The fourth thrust will explore optimization techniques using ML to predict high-quality software configurations based on performance and correctness criteria. For example, a new model could predict whether a given configuration will likely perform well or fail testing. The ML models will train on Spack’s package repository, learn from past versions, and be integrated into the logic solvers.
Cumulatively, BUILD’s four thrusts lay the foundation for integrated software analysis and could enable much more sophisticated dependency management for many software ecosystems. The team estimates that build and deployment workflows could accelerate by 10–100x, as this approach would allow developers in many cases to reuse existing binaries and avoid building software. Such results would greatly benefit the Lab’s participation in the Advanced Simulation and Computing Program and Exascale Computing Project as well as impact the broader HPC and scientific communities. Other software ecosystems, like Python and major Linux distributions, have struggled to integrate lower level binary packages not built in very prescriptive ways. Leveraging the techniques developed in BUILD, they could improve their ability to interoperate with lower level libraries and other programming languages.
Reducing the software dependency management barrier on new hardware architectures means that porting code to new machines will be easier, and maintenance (e.g., after an operating system update) will be conducted more quickly. “Our project’s multi-year design dovetails with the delivery of El Capitan and other exascale systems in the Department of Energy complex,” Gamblin points out.
The project will promote the reuse of software across teams and use cases. “Developers tend to standardize a core set of configurations in their ecosystem, so they must manually manage changes and rework their software stack for upgrades,” Gamblin explains. “In our new paradigm, where software can be much more easily reused, they wouldn’t have to do that as much.” Enabling rapid development of HPC software means meeting deliverables more quickly.
The BUILD team also intends to influence software development best practices, publishing their techniques and results through various channels.
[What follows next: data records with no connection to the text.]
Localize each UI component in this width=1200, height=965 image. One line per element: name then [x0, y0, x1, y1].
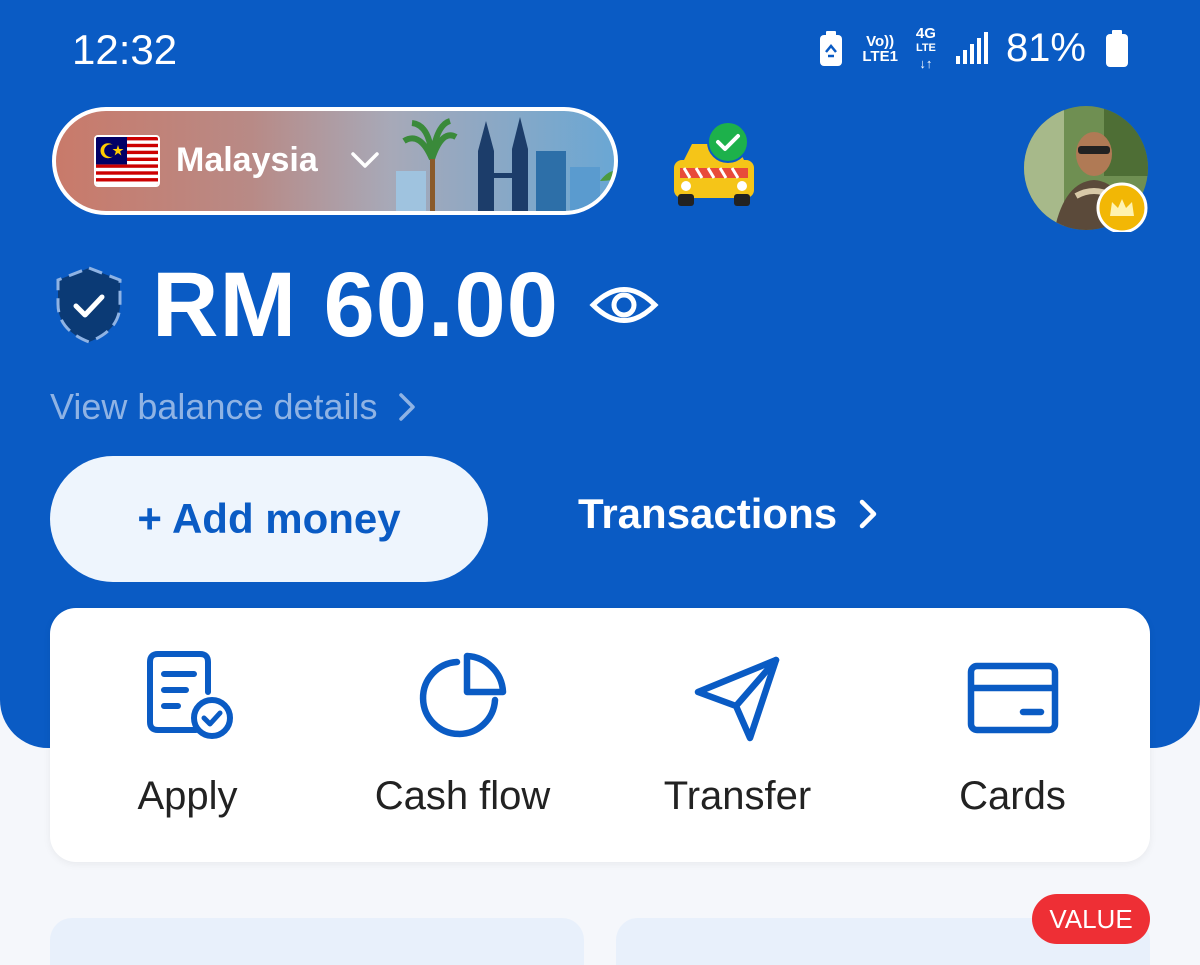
add-money-button[interactable]: + Add money: [50, 456, 488, 582]
country-name: Malaysia: [176, 141, 318, 179]
value-badge: VALUE: [1032, 894, 1150, 944]
volte-indicator: Vo)) LTE1: [862, 32, 898, 65]
chevron-down-icon: [351, 152, 379, 168]
chevron-right-icon: [859, 499, 877, 529]
status-time: 12:32: [72, 26, 178, 73]
quick-action-apply[interactable]: Apply: [50, 608, 325, 862]
status-bar: 12:32 Vo)) LTE1 4G LTE ↓↑ 81%: [0, 0, 1200, 100]
apply-document-icon: [146, 651, 233, 739]
pie-chart-icon: [419, 652, 506, 738]
battery-saver-icon: [820, 30, 843, 66]
quick-action-cash-flow[interactable]: Cash flow: [325, 608, 600, 862]
transactions-label: Transactions: [578, 490, 838, 537]
country-selector[interactable]: Malaysia: [52, 107, 618, 215]
signal-strength-icon: [955, 31, 988, 64]
quick-action-transfer[interactable]: Transfer: [600, 608, 875, 862]
battery-icon: [1106, 29, 1128, 67]
profile-avatar[interactable]: [1024, 106, 1150, 232]
quick-action-cards[interactable]: Cards: [875, 608, 1150, 862]
quick-actions-panel: Apply Cash flow Transfer Cards: [50, 608, 1150, 862]
view-balance-details-label: View balance details: [50, 386, 378, 427]
chevron-right-icon: [398, 393, 415, 421]
promo-card-left[interactable]: [50, 918, 584, 965]
eye-icon[interactable]: [589, 280, 659, 330]
malaysia-flag-icon: [94, 135, 160, 187]
balance-amount: RM 60.00: [152, 253, 559, 356]
balance-row: RM 60.00: [52, 250, 659, 360]
verified-car-icon[interactable]: [664, 120, 764, 212]
status-icons: Vo)) LTE1 4G LTE ↓↑ 81%: [818, 26, 1130, 71]
quick-action-label: Cash flow: [374, 774, 551, 818]
battery-percent: 81%: [1005, 26, 1086, 70]
paper-plane-icon: [694, 656, 779, 742]
quick-action-label: Cards: [959, 774, 1066, 818]
kl-skyline-illustration: [396, 117, 614, 211]
credit-card-icon: [967, 662, 1058, 734]
shield-check-icon: [56, 266, 122, 344]
transactions-link[interactable]: Transactions: [578, 490, 879, 538]
view-balance-details-link[interactable]: View balance details: [50, 386, 418, 428]
quick-action-label: Apply: [137, 774, 238, 818]
quick-action-label: Transfer: [663, 774, 812, 818]
network-type-indicator: 4G LTE ↓↑: [915, 25, 936, 71]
Many of the project’s tools, methods, solvers, and algorithms will be built into Spack and, therefore, available as open source. Another benefit is that Spack will become faster and easier to use.
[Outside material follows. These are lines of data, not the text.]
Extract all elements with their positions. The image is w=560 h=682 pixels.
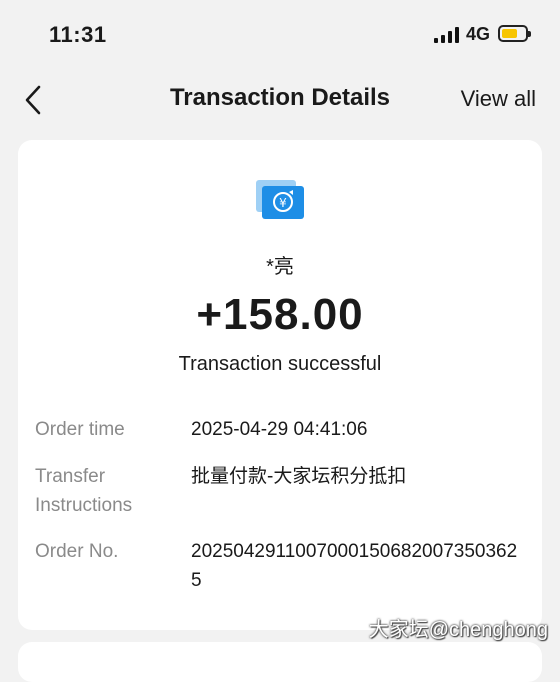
signal-icon <box>434 27 460 43</box>
transaction-card: ¥ *亮 +158.00 Transaction successful Orde… <box>18 140 542 630</box>
detail-value: 2025042911007000150682007350362 5 <box>191 541 518 591</box>
detail-label: Transfer Instructions <box>35 466 133 516</box>
nav-bar: Transaction Details View all <box>0 70 560 130</box>
status-bar: 11:31 4G <box>0 0 560 70</box>
transaction-status: Transaction successful <box>178 353 382 375</box>
payee-name: *亮 <box>266 256 294 278</box>
svg-text:¥: ¥ <box>279 196 287 210</box>
status-time: 11:31 <box>49 22 107 47</box>
secondary-card <box>18 642 542 682</box>
view-all-link[interactable]: View all <box>461 86 536 112</box>
watermark: 大家坛@chenghong <box>368 619 548 641</box>
detail-label: Order No. <box>35 541 119 562</box>
battery-icon <box>498 25 531 42</box>
detail-label: Order time <box>35 419 125 440</box>
transaction-amount: +158.00 <box>196 290 364 339</box>
network-type: 4G <box>466 24 491 44</box>
transfer-icon: ¥ <box>256 180 306 222</box>
detail-value: 批量付款-大家坛积分抵扣 <box>191 466 407 487</box>
detail-value: 2025-04-29 04:41:06 <box>191 419 368 440</box>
BUILD is funded by the Laboratory Directed Research and Development (LDRD) Program—a competitive program that invests in innovative projects and new research directions at the Lab. Specifically, BUILD is one of the Program’s Strategic Initiative (SI) projects, which are large in scope and address key science, technology, and engineering challenges that align with the Lab’s strategic planning. Gamblin states, “Funding at the SI level allows us to identify deep research problems that will impact programs and users. Our project combines a technical nuts-and-bolts production angle with fundamental questions about software.”
Like other ambitious Livermore projects, a multidisciplinary team will be key to BUILD’s success. Thrust areas will be led by computer scientists from the Lab’s Center for Applied Scientific Computing (CASC) and Livermore Computing (LC) Divisions, with application liaisons in the Global Security Computing Applications Division and the Applications, Simulation, and Quality Division. Additional software development and postdoctoral research staff as well as academic partners round out the team.
Many of the Lab’s mission-driven applications—such as multiphysics and hydrodynamics simulation codes—will benefit from automated software integration on both existing and future HPC systems, so liaisons from these areas will be on hand to test new capability prototypes. BUILD will leverage a range LC’s HPC systems such as Linux commodity clusters and the Lassen supercomputer.